Type 2 tissue exists when a dehiscence or fenestration is present, resulting in a mucogingival junction and attached gingiva connected to the root surface alone, and not the bone. In this scenario, you will see an increase in the width of the soft tissue, but not in the attached gingiva, because the mucogingival junction is attached directly to the root and therefore moves coronally with the tooth (2).

Finally, Type 3 tissue exists when there has been a significant insult to the periodontium and a periodontal pocket exists. In this scenario, because there is no root attachment of the mucogingival junction or attached gingiva, the width of both the attached gingiva as well as the overall soft tissue will remain unchanged (2). The only way you can see changes in the tissue with a periodontal pocket are when you extrude the tooth beyond the pocket. Depending on the depth of the pocketing and the length of the root, this may or may not be possible. A typical central incisor is 24 mm long, with a 13 mm root.

Anterior teeth don’t have the same axial inclination as posterior teeth; their inclination is dependent upon the premaxilla. A proclined anterior tooth will undergo a forward rotation during extrusion that may result in perforation through the facial bony housing. Extrusion of proclined anterior teeth is therefore much less predictable and has a decreased success rate. Vertically upright teeth are the best to extrude when your goal is facial bone growth.

As we treatment plan our anterior implant cases, orthodontic extrusion via a multidisciplinary approach aids in achieving the optimum esthetics each of us is after. Knowing what you’re up against before initiating extrusion helps with the ease, success, and satisfaction of these complex cases. Next time you’re found treatment planning a patient in this category, sound to bone, check the sulcus, evaluate the mucogingival junction as it relates to crestal bone and determine the inclination of the tooth.

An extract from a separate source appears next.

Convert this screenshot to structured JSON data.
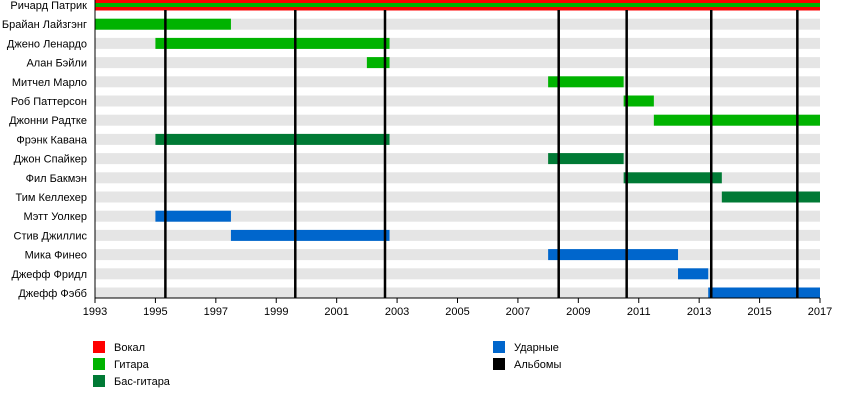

  1. Salama H, Salama M. The role of orthodontic extrusive remodeling in the enhancement of soft and hard tissue profiles prior to implant placement: a systematic approach to the management of extraction site defects. Int J Periodontics Restorative Dent. 1993;13(4):313–333. 12.
  2. Chu S, Hochman M, Tarnow D. Orthodontic extrusion for implant site development revisited: A new classification determined by anatomy and clinical outcomes. Seminars in Orthodontics. 2014; 20 (3): 208-227.